An additional term of the Democratic experiment with executive authority will further increase tension and frustration.  This should be expected to promote more extreme attitudes.  So many people thought it impossible for Trump to advance as far as he has.  What grounds are there to conclude that caution-to-the-winds, throw-the-establishment-bastards-out attitudes can only support a populist this far and no further?

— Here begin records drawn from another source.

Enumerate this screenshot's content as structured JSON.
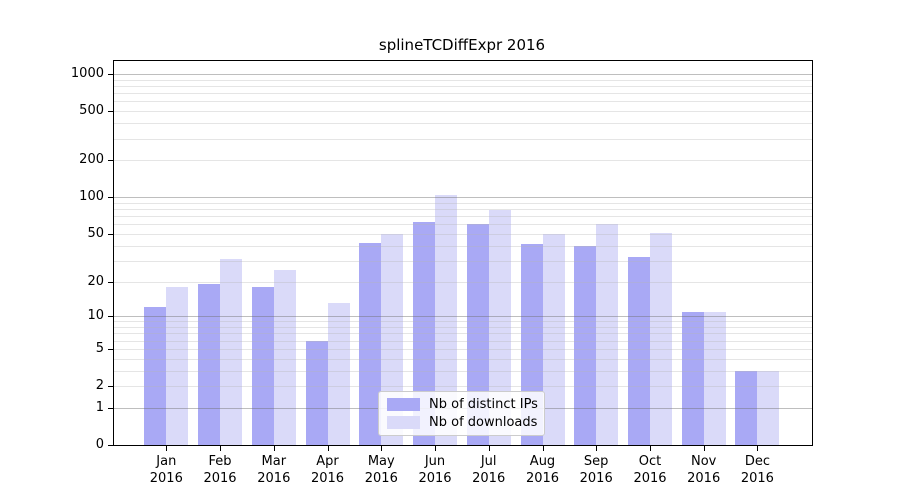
{
  "title": "splineTCDiffExpr 2016",
  "chart_data": {
    "type": "bar",
    "title": "splineTCDiffExpr 2016",
    "categories": [
      "Jan 2016",
      "Feb 2016",
      "Mar 2016",
      "Apr 2016",
      "May 2016",
      "Jun 2016",
      "Jul 2016",
      "Aug 2016",
      "Sep 2016",
      "Oct 2016",
      "Nov 2016",
      "Dec 2016"
    ],
    "series": [
      {
        "name": "Nb of distinct IPs",
        "color": "#a9a9f5",
        "values": [
          12,
          19,
          18,
          6,
          42,
          63,
          60,
          41,
          40,
          32,
          11,
          3
        ]
      },
      {
        "name": "Nb of downloads",
        "color": "#dadaf9",
        "values": [
          18,
          31,
          25,
          13,
          50,
          104,
          78,
          50,
          60,
          51,
          11,
          3
        ]
      }
    ],
    "xlabel": "",
    "ylabel": "",
    "yscale": "log1p",
    "ylim": [
      0,
      1275
    ],
    "yticks": [
      0,
      1,
      2,
      5,
      10,
      20,
      50,
      100,
      200,
      500,
      1000
    ],
    "grid": true,
    "legend_position": "lower center"
  }
}
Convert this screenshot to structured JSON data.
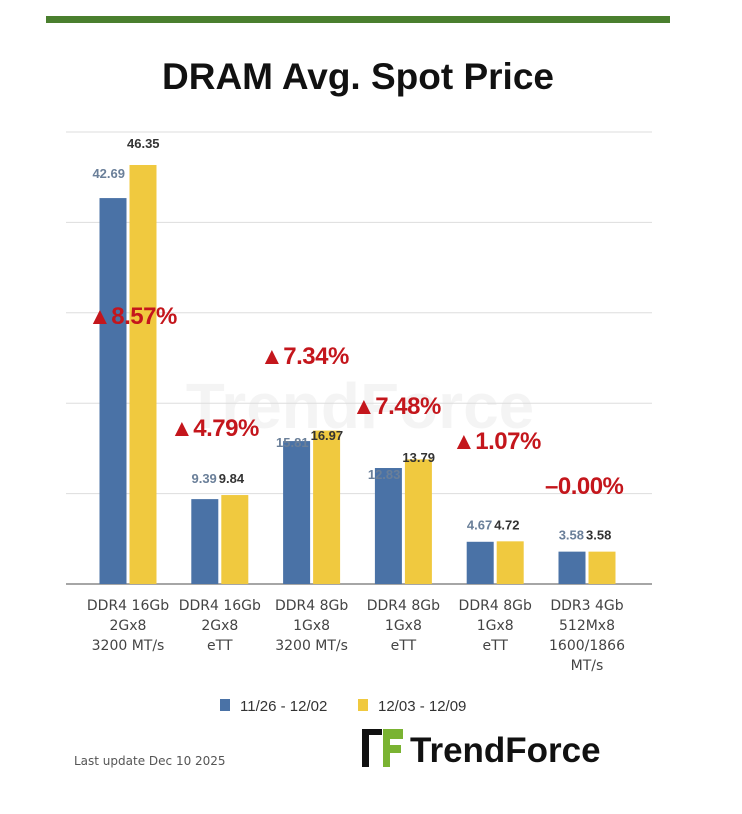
{
  "chart_data": {
    "type": "bar",
    "title": "DRAM Avg. Spot Price",
    "categories": [
      [
        "DDR4 16Gb",
        "2Gx8",
        "3200 MT/s"
      ],
      [
        "DDR4 16Gb",
        "2Gx8",
        "eTT"
      ],
      [
        "DDR4 8Gb",
        "1Gx8",
        "3200 MT/s"
      ],
      [
        "DDR4 8Gb",
        "1Gx8",
        "eTT"
      ],
      [
        "DDR4 8Gb",
        "1Gx8",
        "eTT"
      ],
      [
        "DDR3 4Gb",
        "512Mx8",
        "1600/1866",
        "MT/s"
      ]
    ],
    "series": [
      {
        "name": "11/26 - 12/02",
        "color": "#4a72a6",
        "values": [
          42.69,
          9.39,
          15.81,
          12.83,
          4.67,
          3.58
        ]
      },
      {
        "name": "12/03 - 12/09",
        "color": "#f0c93f",
        "values": [
          46.35,
          9.84,
          16.97,
          13.79,
          4.72,
          3.58
        ]
      }
    ],
    "changes": [
      "▲8.57%",
      "▲4.79%",
      "▲7.34%",
      "▲7.48%",
      "▲1.07%",
      "–0.00%"
    ],
    "ylim": [
      0,
      50
    ],
    "grid": true,
    "legend": "bottom",
    "xlabel": "",
    "ylabel": ""
  },
  "footer": {
    "last_update": "Last update Dec 10 2025",
    "logo_text": "TrendForce",
    "watermark": "TrendForce"
  },
  "colors": {
    "accent_bar": "#4a7f2e",
    "up": "#c4161c",
    "flat": "#333333"
  }
}
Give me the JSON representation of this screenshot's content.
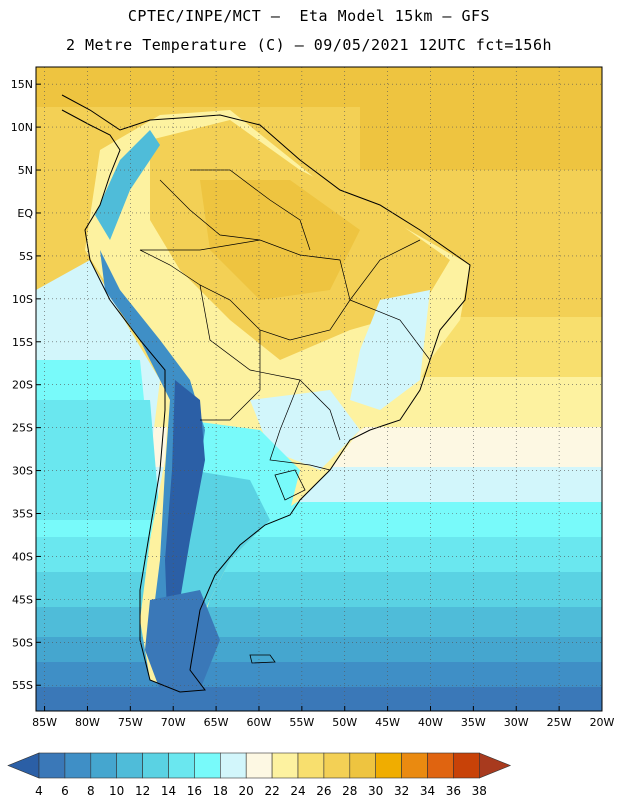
{
  "header": {
    "line1": "CPTEC/INPE/MCT –  Eta Model 15km – GFS",
    "line2": "2 Metre Temperature (C) – 09/05/2021 12UTC fct=156h"
  },
  "map": {
    "lat_labels": [
      "15N",
      "10N",
      "5N",
      "EQ",
      "5S",
      "10S",
      "15S",
      "20S",
      "25S",
      "30S",
      "35S",
      "40S",
      "45S",
      "50S",
      "55S"
    ],
    "lon_labels": [
      "85W",
      "80W",
      "75W",
      "70W",
      "65W",
      "60W",
      "55W",
      "50W",
      "45W",
      "40W",
      "35W",
      "30W",
      "25W",
      "20W"
    ],
    "lat_range": [
      -58,
      17
    ],
    "lon_range": [
      -86,
      -20
    ],
    "gridlines": "dotted"
  },
  "colorbar": {
    "values": [
      "4",
      "6",
      "8",
      "10",
      "12",
      "14",
      "16",
      "18",
      "20",
      "22",
      "24",
      "26",
      "28",
      "30",
      "32",
      "34",
      "36",
      "38"
    ],
    "colors": [
      "#2b5fa6",
      "#3a78b8",
      "#3f8fc6",
      "#45a6cf",
      "#4fbcd9",
      "#5ad2e3",
      "#6ae7ef",
      "#78fafa",
      "#d2f6fb",
      "#fdf8e3",
      "#fdf2a0",
      "#f8df6e",
      "#f3d055",
      "#eec440",
      "#f0ad00",
      "#ea8a10",
      "#e06410",
      "#c84208",
      "#a83a1e"
    ]
  }
}
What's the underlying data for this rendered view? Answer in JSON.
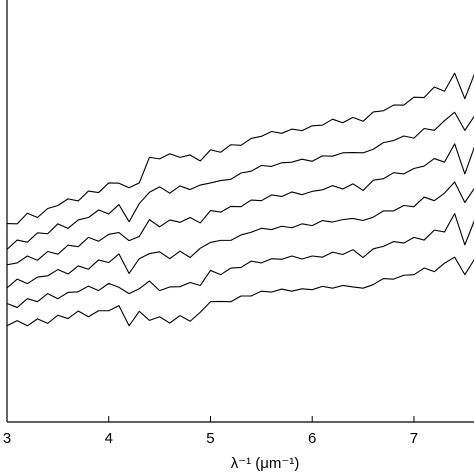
{
  "chart_data": {
    "type": "line",
    "xlabel": "λ⁻¹ (μm⁻¹)",
    "xlim": [
      3,
      7.6
    ],
    "xticks": [
      3,
      4,
      5,
      6,
      7
    ],
    "ylim": [
      0,
      14
    ],
    "x": [
      3.0,
      3.1,
      3.2,
      3.3,
      3.4,
      3.5,
      3.6,
      3.7,
      3.8,
      3.9,
      4.0,
      4.1,
      4.2,
      4.3,
      4.4,
      4.5,
      4.6,
      4.7,
      4.8,
      4.9,
      5.0,
      5.1,
      5.2,
      5.3,
      5.4,
      5.5,
      5.6,
      5.7,
      5.8,
      5.9,
      6.0,
      6.1,
      6.2,
      6.3,
      6.4,
      6.5,
      6.6,
      6.7,
      6.8,
      6.9,
      7.0,
      7.1,
      7.2,
      7.3,
      7.4,
      7.5,
      7.6
    ],
    "series": [
      {
        "color": "#000000",
        "values": [
          3.2,
          3.37,
          3.2,
          3.43,
          3.28,
          3.55,
          3.44,
          3.69,
          3.5,
          3.7,
          3.7,
          3.87,
          3.2,
          3.68,
          3.38,
          3.5,
          3.29,
          3.54,
          3.35,
          3.65,
          4.0,
          4.01,
          4.0,
          4.19,
          4.19,
          4.35,
          4.32,
          4.42,
          4.35,
          4.43,
          4.4,
          4.51,
          4.45,
          4.54,
          4.49,
          4.45,
          4.57,
          4.77,
          4.75,
          4.88,
          4.9,
          5.12,
          5.0,
          5.28,
          5.48,
          4.9,
          5.44
        ]
      },
      {
        "color": "#000000",
        "values": [
          3.94,
          3.81,
          4.1,
          4.0,
          4.27,
          4.1,
          4.31,
          4.33,
          4.52,
          4.37,
          4.61,
          4.48,
          4.27,
          4.43,
          4.69,
          4.37,
          4.49,
          4.5,
          4.64,
          4.54,
          5.04,
          4.9,
          5.12,
          5.14,
          5.35,
          5.29,
          5.43,
          5.41,
          5.52,
          5.42,
          5.52,
          5.48,
          5.65,
          5.57,
          5.73,
          5.47,
          5.76,
          5.84,
          6.0,
          5.95,
          6.14,
          6.05,
          6.38,
          6.32,
          6.93,
          5.89,
          6.75
        ]
      },
      {
        "color": "#000000",
        "values": [
          4.46,
          4.75,
          4.6,
          4.82,
          4.86,
          5.07,
          4.92,
          5.19,
          5.08,
          5.39,
          5.3,
          5.59,
          4.94,
          5.43,
          5.6,
          5.66,
          5.43,
          5.68,
          5.47,
          5.78,
          5.97,
          6.04,
          6.04,
          6.22,
          6.31,
          6.44,
          6.4,
          6.51,
          6.46,
          6.59,
          6.53,
          6.7,
          6.65,
          6.73,
          6.77,
          6.7,
          6.81,
          7.02,
          7.02,
          7.2,
          7.16,
          7.48,
          7.36,
          7.61,
          7.98,
          7.3,
          7.8
        ]
      },
      {
        "color": "#000000",
        "values": [
          5.23,
          5.29,
          5.52,
          5.38,
          5.67,
          5.58,
          5.88,
          5.83,
          6.14,
          6.01,
          6.24,
          6.3,
          6.03,
          6.17,
          6.73,
          6.49,
          6.72,
          6.64,
          6.8,
          6.62,
          7.03,
          6.98,
          7.17,
          7.16,
          7.38,
          7.36,
          7.55,
          7.5,
          7.65,
          7.56,
          7.67,
          7.72,
          7.86,
          7.75,
          7.92,
          7.7,
          8.04,
          8.09,
          8.29,
          8.25,
          8.43,
          8.51,
          8.76,
          8.64,
          9.25,
          8.25,
          9.2
        ]
      },
      {
        "color": "#000000",
        "values": [
          5.74,
          6.05,
          5.98,
          6.29,
          6.26,
          6.59,
          6.44,
          6.72,
          6.8,
          7.05,
          6.92,
          7.23,
          6.66,
          7.26,
          7.64,
          7.82,
          7.61,
          7.85,
          7.73,
          7.88,
          7.95,
          8.03,
          8.07,
          8.28,
          8.34,
          8.53,
          8.5,
          8.62,
          8.64,
          8.74,
          8.67,
          8.85,
          8.84,
          8.95,
          8.96,
          8.95,
          9.07,
          9.29,
          9.36,
          9.51,
          9.44,
          9.76,
          9.7,
          10.02,
          10.3,
          9.7,
          10.2
        ]
      },
      {
        "color": "#000000",
        "values": [
          6.6,
          6.59,
          6.94,
          6.8,
          7.1,
          7.2,
          7.42,
          7.35,
          7.68,
          7.63,
          7.95,
          7.94,
          7.79,
          7.95,
          8.8,
          8.75,
          8.92,
          8.8,
          8.88,
          8.68,
          9.05,
          8.97,
          9.22,
          9.2,
          9.43,
          9.5,
          9.66,
          9.6,
          9.74,
          9.69,
          9.85,
          9.87,
          10.07,
          9.95,
          10.13,
          10.0,
          10.31,
          10.35,
          10.54,
          10.54,
          10.8,
          10.79,
          11.14,
          11.0,
          11.6,
          10.75,
          11.62
        ]
      }
    ]
  }
}
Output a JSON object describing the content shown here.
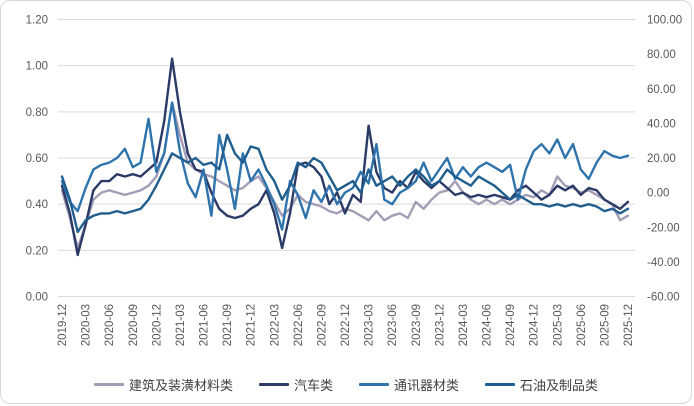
{
  "chart_data": {
    "type": "line",
    "title": "",
    "x_start": "2019-12",
    "x_end": "2025-12",
    "frequency": "monthly",
    "x_ticks": [
      "2019-12",
      "2020-03",
      "2020-06",
      "2020-09",
      "2020-12",
      "2021-03",
      "2021-06",
      "2021-09",
      "2021-12",
      "2022-03",
      "2022-06",
      "2022-09",
      "2022-12",
      "2023-03",
      "2023-06",
      "2023-09",
      "2023-12",
      "2024-03",
      "2024-06",
      "2024-09",
      "2024-12",
      "2025-03",
      "2025-06",
      "2025-09",
      "2025-12"
    ],
    "left_axis": {
      "min": 0,
      "max": 1.2,
      "ticks": [
        "1.20",
        "1.00",
        "0.80",
        "0.60",
        "0.40",
        "0.20",
        "0.00"
      ]
    },
    "right_axis": {
      "min": -60,
      "max": 100,
      "ticks": [
        "100.00",
        "80.00",
        "60.00",
        "40.00",
        "20.00",
        "0.00",
        "-20.00",
        "-40.00",
        "-60.00"
      ]
    },
    "grid": "horizontal",
    "legend_position": "bottom",
    "colors": {
      "grid": "#d9d9d9",
      "axis_text": "#595959"
    },
    "series": [
      {
        "name": "建筑及装潢材料类",
        "color": "#a39db6",
        "values": [
          0.46,
          0.34,
          0.21,
          0.31,
          0.42,
          0.45,
          0.46,
          0.45,
          0.44,
          0.45,
          0.46,
          0.48,
          0.52,
          0.62,
          0.84,
          0.7,
          0.58,
          0.55,
          0.53,
          0.52,
          0.5,
          0.48,
          0.46,
          0.47,
          0.5,
          0.52,
          0.47,
          0.41,
          0.35,
          0.38,
          0.44,
          0.41,
          0.4,
          0.39,
          0.37,
          0.36,
          0.38,
          0.37,
          0.35,
          0.33,
          0.37,
          0.33,
          0.35,
          0.36,
          0.34,
          0.41,
          0.38,
          0.42,
          0.45,
          0.46,
          0.5,
          0.45,
          0.42,
          0.4,
          0.42,
          0.4,
          0.42,
          0.4,
          0.42,
          0.44,
          0.43,
          0.46,
          0.44,
          0.52,
          0.48,
          0.47,
          0.45,
          0.46,
          0.44,
          0.42,
          0.4,
          0.33,
          0.35
        ]
      },
      {
        "name": "汽车类",
        "color": "#2b3a66",
        "values": [
          0.48,
          0.36,
          0.18,
          0.31,
          0.46,
          0.5,
          0.5,
          0.53,
          0.52,
          0.53,
          0.52,
          0.55,
          0.58,
          0.76,
          1.03,
          0.8,
          0.62,
          0.55,
          0.54,
          0.45,
          0.38,
          0.35,
          0.34,
          0.35,
          0.38,
          0.4,
          0.46,
          0.36,
          0.21,
          0.36,
          0.57,
          0.58,
          0.56,
          0.52,
          0.4,
          0.45,
          0.36,
          0.44,
          0.41,
          0.74,
          0.54,
          0.47,
          0.45,
          0.5,
          0.47,
          0.54,
          0.5,
          0.47,
          0.5,
          0.47,
          0.44,
          0.45,
          0.43,
          0.44,
          0.43,
          0.44,
          0.43,
          0.42,
          0.46,
          0.48,
          0.45,
          0.42,
          0.44,
          0.48,
          0.46,
          0.48,
          0.44,
          0.47,
          0.46,
          0.42,
          0.4,
          0.38,
          0.41
        ]
      },
      {
        "name": "通讯器材类",
        "color": "#2f73ad",
        "values": [
          0.5,
          0.41,
          0.37,
          0.47,
          0.55,
          0.57,
          0.58,
          0.6,
          0.64,
          0.56,
          0.58,
          0.77,
          0.54,
          0.62,
          0.84,
          0.63,
          0.49,
          0.43,
          0.55,
          0.35,
          0.7,
          0.55,
          0.38,
          0.62,
          0.5,
          0.55,
          0.48,
          0.4,
          0.29,
          0.5,
          0.44,
          0.34,
          0.46,
          0.41,
          0.48,
          0.4,
          0.45,
          0.47,
          0.54,
          0.49,
          0.66,
          0.42,
          0.4,
          0.45,
          0.47,
          0.5,
          0.58,
          0.5,
          0.55,
          0.6,
          0.51,
          0.56,
          0.52,
          0.56,
          0.58,
          0.56,
          0.54,
          0.57,
          0.42,
          0.55,
          0.63,
          0.66,
          0.62,
          0.68,
          0.6,
          0.66,
          0.55,
          0.51,
          0.58,
          0.63,
          0.61,
          0.6,
          0.61
        ]
      },
      {
        "name": "石油及制品类",
        "color": "#1f5e8e",
        "values": [
          0.52,
          0.42,
          0.28,
          0.33,
          0.35,
          0.36,
          0.36,
          0.37,
          0.36,
          0.37,
          0.38,
          0.42,
          0.48,
          0.55,
          0.62,
          0.6,
          0.58,
          0.6,
          0.57,
          0.58,
          0.55,
          0.7,
          0.62,
          0.58,
          0.65,
          0.64,
          0.55,
          0.5,
          0.42,
          0.48,
          0.58,
          0.56,
          0.6,
          0.58,
          0.52,
          0.46,
          0.48,
          0.5,
          0.45,
          0.55,
          0.48,
          0.5,
          0.52,
          0.48,
          0.52,
          0.55,
          0.52,
          0.48,
          0.5,
          0.55,
          0.52,
          0.5,
          0.48,
          0.52,
          0.5,
          0.48,
          0.45,
          0.42,
          0.44,
          0.42,
          0.4,
          0.4,
          0.39,
          0.4,
          0.39,
          0.4,
          0.39,
          0.4,
          0.39,
          0.37,
          0.38,
          0.36,
          0.38
        ]
      }
    ]
  },
  "legend": {
    "items": [
      "建筑及装潢材料类",
      "汽车类",
      "通讯器材类",
      "石油及制品类"
    ]
  }
}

Trump is not the risk.  The risk is the next more extreme candidate after Trump, combined with a greater number of people motivated by fear, frustration, anger, rumour, ignorance - deride them using any adjectives you please; they must nevertheless be dealt with.


Brad,

The only quibble I would have with your post is in the first line - "...with the (voting) population divided....."

I continue to believe that the rise of Trump is connected to the continued decrease in the voting population and the re-engagement of those many who had become frustrated with the sterile debates of the Clinton-Kennedy faction and the Bush family.  I believe they are becoming re-engaged in large part because they feel they can no longer leave their lives to the vagaries of people who argue loudly about nothing for the sole purpose of controlling contracts.
 
I should take these people more seriously, but I just can't...  :)
https://www.youtube.com/watch?v=U2neyQA5TDo

 
I don't see Trumph winning. The US is a business built on exporting war. Trump seems to head strong to do what he's told when other kingpins are making money. Clinton seems like she knows enough to not get in the way of business. Trump is too much of a business man to be a business man who masquerades as a politician.